Un jour, Dame Jalousie, une femme restée célibataire rien que pour attiser les colères et aiguiser les haines entre les habitants, vint rappeler à Médisance le bonheur qui attendait Principe et Vérité. Intérêt qui rodait dans les parages en quête d’une brebis galeuse prête à être tondue, entendit leurs propos. Il analysa la situation et en déduisit qu’il fallait intervenir rapidement et énergiquement. Aussi vint-il voir Médisance et insista encore une fois sur la nécessité d’agir en commun pour compliquer la vie au couple en question. Il se lança dans une démonstration obscure et très compliquée pour aboutir à ce résultat simple et très clair. Il fallait qu’elle le prenne pour époux si elle voulait anéantir le projet de ses ennemis. Jalousie bénit cette proposition tout en lui démontrant à son tour que cette démarche était le moyen le plus efficace pour faire voler aux éclats les espoirs de Vérité et de Principe. Elle insista sur cette stratégie en faisant miroiter l’image du jeune rompant son union avec Vérité et se rendant sans peine vers celle qui l’aimait et qui ne cessait de penser à lui.

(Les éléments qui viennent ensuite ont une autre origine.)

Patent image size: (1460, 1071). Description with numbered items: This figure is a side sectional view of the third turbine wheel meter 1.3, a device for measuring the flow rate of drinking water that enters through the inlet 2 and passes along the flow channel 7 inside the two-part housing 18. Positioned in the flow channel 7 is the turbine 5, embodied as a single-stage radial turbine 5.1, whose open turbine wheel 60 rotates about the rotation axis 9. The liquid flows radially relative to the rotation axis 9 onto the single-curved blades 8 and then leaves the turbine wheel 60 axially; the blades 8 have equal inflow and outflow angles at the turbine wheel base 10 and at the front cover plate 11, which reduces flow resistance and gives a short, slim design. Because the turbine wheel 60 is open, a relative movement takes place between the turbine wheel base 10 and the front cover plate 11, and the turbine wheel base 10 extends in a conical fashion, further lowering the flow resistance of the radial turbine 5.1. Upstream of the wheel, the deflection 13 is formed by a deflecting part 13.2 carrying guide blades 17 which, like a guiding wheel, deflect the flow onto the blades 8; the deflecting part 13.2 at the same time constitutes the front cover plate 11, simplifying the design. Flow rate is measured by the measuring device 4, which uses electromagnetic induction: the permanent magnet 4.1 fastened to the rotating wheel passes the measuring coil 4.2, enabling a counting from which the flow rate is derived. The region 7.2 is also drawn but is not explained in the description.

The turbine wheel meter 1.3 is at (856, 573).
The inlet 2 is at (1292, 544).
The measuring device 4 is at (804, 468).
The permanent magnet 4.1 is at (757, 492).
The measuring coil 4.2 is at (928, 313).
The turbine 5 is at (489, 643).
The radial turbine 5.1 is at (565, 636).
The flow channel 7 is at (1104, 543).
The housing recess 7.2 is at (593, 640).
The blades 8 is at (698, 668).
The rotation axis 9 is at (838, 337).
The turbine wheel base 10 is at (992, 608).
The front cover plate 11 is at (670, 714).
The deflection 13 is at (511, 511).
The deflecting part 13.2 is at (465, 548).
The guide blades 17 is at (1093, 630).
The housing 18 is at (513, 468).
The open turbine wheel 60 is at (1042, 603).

Une semaine après, Intérêt fut reconnu comme futur gendre de M. Succès malgré une opposition farouche mais passagère de celui-ci.
En entrant de plein pied dans la vie conjugale, les deux couples entrèrent en même temps dans une guerre sans merci. Autant Vérité et Principe essayaient d’éviter les problèmes, autant Médisance et Intérêt leur en créaient davantage. Depuis cette date là, tout ce que rapportait Vérité était outrageusement déformé par Médisance.
Ainsi, selon cette dernière, J. Christ s’était suicidé et ne fut pas crucifié comme le prétendait son ennemie. Socrate mourut à la suite d’une overdose de drogue, la pénicilline fut découverte par un afghan, Hitler fut le plus grand bienfaiteur de l’humanité, ce n’était que le sosie de Lady Diana qui mourut en France, la vraie princesse vivait toujours en Argentine, Clinton eut deux enfants avec Monica, Cecilia découvrit, en flagrant délit, Sarkozy et Royal dans un petit hôtel des environs de Paris…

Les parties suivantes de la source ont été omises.